13. Time Series with Stochastic Volatility

In the previous chapters we have already indicated that volatility plays an important role in modelling financial systems and time series. Unlike the term structure, volatility is unobservable and thus must be estimated from the data.

Reliable estimation and forecast of volatility are important for large credit institutes where volatility is directly used to measure risk. The risk premium for example is often specified as a function of volatility. It is interesting to find an appropriate model for volatility. In the literature, the capability of macroeconomic factors to forecast volatility has been examined. Although macroeconomic factors have some forecasting capabilities, the most
important factor seems to be the lagged endogenous return. As a result recent studies are mainly concentrated on time series models.

Stock, exchange rate, interest rate and other financial time series have stylized facts that are different from other time series. A good candidate for
modelling financial time series should represent the properties of the stochastic processes. Neither the classical linear AR or ARMA processes nor the nonlinear generalizations can fulfil the task. In this chapter we will describe the most popular volatility class of models: the ARCH (autoregressive conditional heteroscedasticity) model that can replicate these stylized facts appropriately.

Stylized fact 1: Time series of share prices $ X_t$ and other basic financial instruments are not stationary time series and possess at least a local trend.

Similar to the ARIMA model in Chapter 11, we transform the original data by taking first differences to get a stationary time series. Here we consider the log return (see Definition 10.15) instead of the original share prices. We simply call it return in this chapter. One could consider the simple return $ R_t$ as well (see Definition 10.14).

Stylized fact 2: Returns $ r_t$ have a leptokurtic distribution. The empirically estimated kurtosis is mostly greater than 3.

We have discussed the properties of the return's distribution in Section 3.3 and Section 10.2. The leptokurtosis can be illustrated in a comparison of the density of a normal distribution and a kernel estimator of the adjusted data (see Figure 14.1). We can see in Theorem 12.3 that an ARCH process has a kurtosis greater than 3 even if the innovation of the process itself is normally distributed.
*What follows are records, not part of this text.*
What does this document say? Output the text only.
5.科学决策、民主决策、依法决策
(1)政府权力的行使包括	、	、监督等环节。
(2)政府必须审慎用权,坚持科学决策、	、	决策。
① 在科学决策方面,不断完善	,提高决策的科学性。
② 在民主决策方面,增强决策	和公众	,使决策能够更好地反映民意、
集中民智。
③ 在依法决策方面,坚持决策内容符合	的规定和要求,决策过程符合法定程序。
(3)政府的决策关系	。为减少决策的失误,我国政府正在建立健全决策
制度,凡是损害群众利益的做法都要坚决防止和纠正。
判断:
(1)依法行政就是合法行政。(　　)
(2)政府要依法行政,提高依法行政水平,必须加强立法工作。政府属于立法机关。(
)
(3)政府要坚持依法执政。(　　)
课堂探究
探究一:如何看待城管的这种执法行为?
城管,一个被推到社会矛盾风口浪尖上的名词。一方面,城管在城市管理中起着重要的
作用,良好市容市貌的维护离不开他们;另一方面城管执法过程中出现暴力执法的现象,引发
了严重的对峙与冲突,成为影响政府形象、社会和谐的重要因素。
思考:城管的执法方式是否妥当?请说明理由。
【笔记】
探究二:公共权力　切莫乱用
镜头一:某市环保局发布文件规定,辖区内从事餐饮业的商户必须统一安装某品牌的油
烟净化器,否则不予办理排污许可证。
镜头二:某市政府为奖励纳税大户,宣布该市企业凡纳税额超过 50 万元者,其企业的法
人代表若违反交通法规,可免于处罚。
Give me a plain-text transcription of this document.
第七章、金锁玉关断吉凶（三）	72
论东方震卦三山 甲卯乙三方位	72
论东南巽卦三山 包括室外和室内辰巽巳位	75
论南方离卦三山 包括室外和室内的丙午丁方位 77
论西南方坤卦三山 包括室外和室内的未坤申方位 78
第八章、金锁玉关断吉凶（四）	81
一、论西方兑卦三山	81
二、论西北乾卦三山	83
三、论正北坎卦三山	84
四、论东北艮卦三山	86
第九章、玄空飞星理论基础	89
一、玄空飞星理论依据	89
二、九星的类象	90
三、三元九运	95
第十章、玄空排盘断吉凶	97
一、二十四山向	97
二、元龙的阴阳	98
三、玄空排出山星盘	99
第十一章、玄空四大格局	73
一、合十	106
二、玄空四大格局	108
Stylized fact 3: The return process is white noise (Definition 10.8) since the sample autocorrelation $ \hat{\rho}_{\tau,n}, k \not= 0$ (11.23) is not significantly different from 0. Furthermore the white noise is not independent since the sample autocorrelations of squared and absolute returns are clearly greater than 0.

ARCH models possess the characteristic (Theorem 12.1) that we have already described in Section 10.2. A stronger condition than pairwise uncorrelation of returns is that returns are unpredictable, which is connected to the no arbitrage condition. As in Section 10.3 $ {\cal F}_t$ denotes the information set at time t. The best prediction of return $ r_{t+1}$ at day $ t$ for day $ t+1$ is the conditional expectation $ r_{t+1\vert t} = \mathop{\text{\rm\sf E}}[r_{t+1} \vert{\cal F}_t]$ (Theorem 10.1) based on the information set $ {\cal F}_t$. The time series of the return is called unpredictable if

$\displaystyle r_{t+1\vert t} = \mathop{\text{\rm\sf E}}[r_{t+1} \vert{\cal F}_t] = \mathop{\text{\rm\sf E}}[r_{t+1}],$

i.e. the best prediction of the next return is simply its unconditional mean. The information set $ {\cal F}_t$ gives no hints for predicting future prices. ARCH processes are automatically unpredictable (Definition 12.1).

An unpredictable time series is always white noise because the autocorrelation is equal to 0. It is even possible that a linear prediction is better than the expectation estimated only by the unpredictable time series (see the proof of Theorem 12.1). The condition of unpredictability is actually stronger than pairwise uncorrelation. A predictable white noise is for example $ \varepsilon_t = \eta _t + \gamma \eta_{t-1}
\eta_{t-2}$, where $ \eta_t$ is independent white noise with expectation of 0. This bilinear process has vanishing autocorrelations but $ \mathop{\text{\rm\sf E}}[ \varepsilon_{t+1} \vert {\cal F}_t] =
\gamma \eta_t \eta_{t-1} \not= 0 = \mathop{\text{\rm\sf E}}[\varepsilon_{t+1}].$

If the returns were predictable we could develop a trading strategy based on the resulting predictions of price, which would give us a positive profit. The existence of a stochastic arbitrage probability obviously contradicts the assumption of a perfect financial market (Section 2.1).

Stylized fact 4: Volatility tends to form cluster: After a large (small) price change (positive or negative) a large (small) price change tends to occur. This effect is called volatility clustering.

We will consider the properties of financial time series in more detail in the following section. According to the stylized fact 4, the squared returns are positively correlated. Thus returns are conditionally heteroscedastic i.e.

$\displaystyle \mathop{\text{\rm Var}}[r_{t+1} \vert {\cal F}_t] \neq \mathop{\text{\rm Var}}[r_{t+1}].$

The returns $ r_t$ are not independent but their variability depends on recent changes of price.